There are different Beats applications. You can install one or multiple Beats.

      • Filebeat – Reads and ships system logfiles. It is useful for server logs, such as hardware events or application logs.
      • Metricbeat – Reads metric data – CPU usage, memory, disk usage, network bandwidth. Use this as a supercharged system resource monitor.
      • Packetbeat – Analyzes network traffic. Use it to monitor latency and responsiveness, or usage and traffic patterns.
      • Winlogbeat – Ships data from the Windows Event Log. Track logon events, installation events, even hardware or application errors.
      • Auditbeat – A supercharged version of Linux auditd. It can interact directly with your Linux system in place of the auditd process.
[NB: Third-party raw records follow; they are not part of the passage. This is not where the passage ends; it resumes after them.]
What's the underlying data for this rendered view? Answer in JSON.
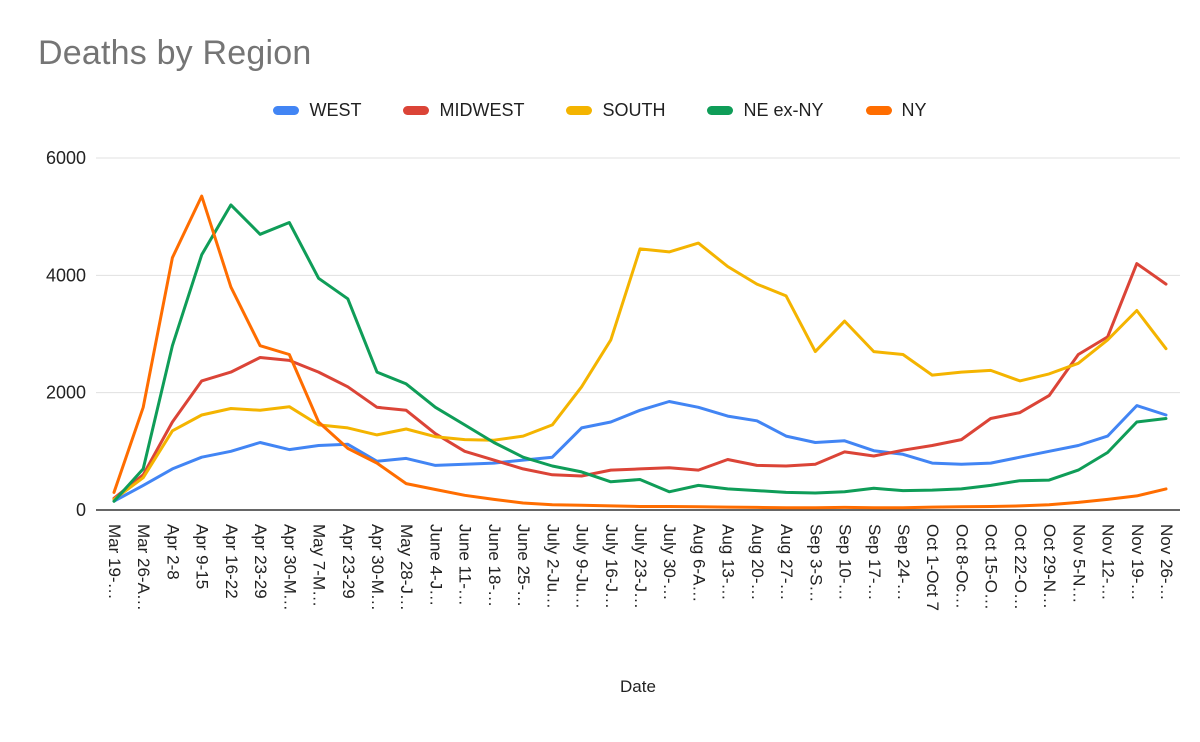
{
  "chart_data": {
    "type": "line",
    "title": "Deaths by Region",
    "xlabel": "Date",
    "ylabel": "",
    "ylim": [
      0,
      6000
    ],
    "yticks": [
      0,
      2000,
      4000,
      6000
    ],
    "grid": true,
    "legend_position": "top",
    "categories": [
      "Mar 19-…",
      "Mar 26-A…",
      "Apr 2-8",
      "Apr 9-15",
      "Apr 16-22",
      "Apr 23-29",
      "Apr 30-M…",
      "May 7-M…",
      "Apr 23-29",
      "Apr 30-M…",
      "May 28-J…",
      "June 4-J…",
      "June 11-…",
      "June 18-…",
      "June 25-…",
      "July 2-Ju…",
      "July 9-Ju…",
      "July 16-J…",
      "July 23-J…",
      "July 30-…",
      "Aug 6-A…",
      "Aug 13-…",
      "Aug 20-…",
      "Aug 27-…",
      "Sep 3-S…",
      "Sep 10-…",
      "Sep 17-…",
      "Sep 24-…",
      "Oct 1-Oct 7",
      "Oct 8-Oc…",
      "Oct 15-O…",
      "Oct 22-O…",
      "Oct 29-N…",
      "Nov 5-N…",
      "Nov 12-…",
      "Nov 19-…",
      "Nov 26-…"
    ],
    "series": [
      {
        "name": "WEST",
        "color": "#4285F4",
        "values": [
          150,
          420,
          700,
          900,
          1000,
          1150,
          1030,
          1100,
          1120,
          830,
          880,
          760,
          780,
          800,
          850,
          900,
          1400,
          1500,
          1700,
          1850,
          1750,
          1600,
          1520,
          1260,
          1150,
          1180,
          1010,
          950,
          800,
          780,
          800,
          900,
          1000,
          1100,
          1260,
          1780,
          1620
        ]
      },
      {
        "name": "MIDWEST",
        "color": "#DB4437",
        "values": [
          200,
          600,
          1500,
          2200,
          2350,
          2600,
          2550,
          2350,
          2100,
          1750,
          1700,
          1300,
          1000,
          850,
          700,
          600,
          580,
          680,
          700,
          720,
          680,
          860,
          760,
          750,
          780,
          990,
          920,
          1020,
          1100,
          1200,
          1560,
          1660,
          1950,
          2650,
          2950,
          4200,
          3850
        ]
      },
      {
        "name": "SOUTH",
        "color": "#F4B400",
        "values": [
          180,
          550,
          1350,
          1620,
          1730,
          1700,
          1760,
          1450,
          1400,
          1280,
          1380,
          1250,
          1200,
          1190,
          1260,
          1450,
          2100,
          2900,
          4450,
          4400,
          4550,
          4150,
          3850,
          3650,
          2700,
          3220,
          2700,
          2650,
          2300,
          2350,
          2380,
          2200,
          2320,
          2500,
          2900,
          3400,
          2750
        ]
      },
      {
        "name": "NE ex-NY",
        "color": "#0F9D58",
        "values": [
          150,
          700,
          2800,
          4350,
          5200,
          4700,
          4900,
          3950,
          3600,
          2350,
          2150,
          1750,
          1450,
          1150,
          900,
          750,
          650,
          480,
          520,
          310,
          420,
          360,
          330,
          300,
          290,
          310,
          370,
          330,
          340,
          360,
          420,
          500,
          510,
          680,
          980,
          1500,
          1560
        ]
      },
      {
        "name": "NY",
        "color": "#FF6D00",
        "values": [
          300,
          1750,
          4300,
          5350,
          3800,
          2800,
          2650,
          1500,
          1050,
          800,
          450,
          350,
          250,
          180,
          120,
          90,
          80,
          70,
          60,
          60,
          55,
          50,
          45,
          40,
          40,
          45,
          40,
          40,
          50,
          55,
          60,
          70,
          90,
          130,
          180,
          240,
          360
        ]
      }
    ],
    "axis_colors": {
      "gridline": "#e0e0e0",
      "baseline": "#333333",
      "tick_label": "#222222",
      "axis_title": "#222222"
    }
  }
}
If you already have auditd rules in place, Auditbeat will read from your existing configuration.
      • Heartbeat – Displays uptime and response time. Use this to keep an eye on critical servers or other systems, to make sure they’re running and available.
      • Functionbeat – Ships data from serverless or cloud infrastructure. If you’re running a cloud-hosted service, use it to collate data from the cloud and export it to Elasticsearch.

ELK Stack Use Cases

So, what’s the point of collecting, sorting, and displaying all this data? Log monitoring gives insight into how your resources are performing.

      • For example, data might indicate that one server is overloaded with traffic. You could implement a load-balancing application (like Nginx) to shift traffic to other servers.
      • Alternatively, you might find that network traffic patterns favor some web pages more strongly than others. This helps you discover which web pages are more relevant or useful to visitors.
      • You might monitor user account activity. A pattern of attaching a storage device might indicate a user account permission problem. Multiple failed login attempts might indicate an attempt to breach the system.
      • If you’re deploying a new application, you can monitor errors for that application. These can help quickly identify areas to fix bugs or improve application design.

Elastic Stack generates data that you can use to solve problems and make sound business decisions.


In this Elk Stack Tutorial, you learned the basics of the Elastic Stack, how it is used, what it is used for, and its components.

Review the use cases, and consider trying out the ELK stack.